Don't really know where the word abracadabra came from, but I have to wonder if the word is not the sterile remnant of a once lively trick: say you are trying to convey how circular and unilluminating the mechanical mind must be, on the level of words.

Art can offer a longer time frame than words. Say you are trying to convey the message, in the statue of Romulus and Remus, nursing on a wolf.The children are still totally meshed with the physical world. That is their strength, but they will go on to found a city. The wolf cannot know how different these pups are, ---but the wolf pack that builds a city, an empire, is a quantitative difference which becomes a qualitative difference.
If the stoic knowing in the face of that female wolf could be put into words, the words would quickly become drained of their usefulness. As a sculpture some remnant of the mystery is still extant: how the future can unfold in totally unpredictable ways.

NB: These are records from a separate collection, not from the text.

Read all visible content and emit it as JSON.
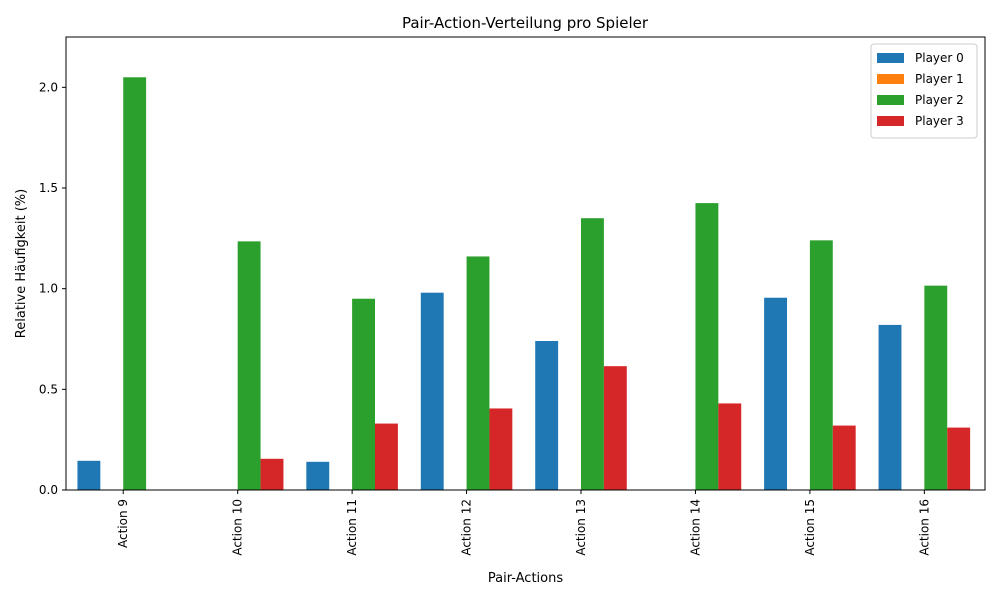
{
  "chart_data": {
    "type": "bar",
    "title": "Pair-Action-Verteilung pro Spieler",
    "xlabel": "Pair-Actions",
    "ylabel": "Relative Häufigkeit (%)",
    "ylim": [
      0,
      2.25
    ],
    "yticks": [
      0.0,
      0.5,
      1.0,
      1.5,
      2.0
    ],
    "ytick_labels": [
      "0.0",
      "0.5",
      "1.0",
      "1.5",
      "2.0"
    ],
    "grid": false,
    "legend_position": "top-right",
    "categories": [
      "Action 9",
      "Action 10",
      "Action 11",
      "Action 12",
      "Action 13",
      "Action 14",
      "Action 15",
      "Action 16"
    ],
    "series": [
      {
        "name": "Player 0",
        "color": "#1f77b4",
        "values": [
          0.145,
          0,
          0.14,
          0.98,
          0.74,
          0,
          0.955,
          0.82
        ]
      },
      {
        "name": "Player 1",
        "color": "#ff7f0e",
        "values": [
          0,
          0,
          0,
          0,
          0,
          0,
          0,
          0
        ]
      },
      {
        "name": "Player 2",
        "color": "#2ca02c",
        "values": [
          2.05,
          1.235,
          0.95,
          1.16,
          1.35,
          1.425,
          1.24,
          1.015
        ]
      },
      {
        "name": "Player 3",
        "color": "#d62728",
        "values": [
          0,
          0.155,
          0.33,
          0.405,
          0.615,
          0.43,
          0.32,
          0.31
        ]
      }
    ]
  }
}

But to progress words have their own value. Jan Cox once described them as fast food. The trick of the word 'abracadabra' is that it may have originated in an attempt to make words look at words. May once have really been a magic word: the first time it was uttered it lit the mechanicalness of verbalizing because it was a word withOUT a meaning. As a word the first time it was used, abracadabra showed the thinness of the ice that mechanical language is. To succeed at showing the hollowness of man's rational speech IS magic. This first, functional, phase, was very brief. As such must be. The glimpse of magic the word provided quickly became the impotent word: magic. With use abracadabra become the opposite of it's original import.

Life (words, that is) is brief. Art--not so much.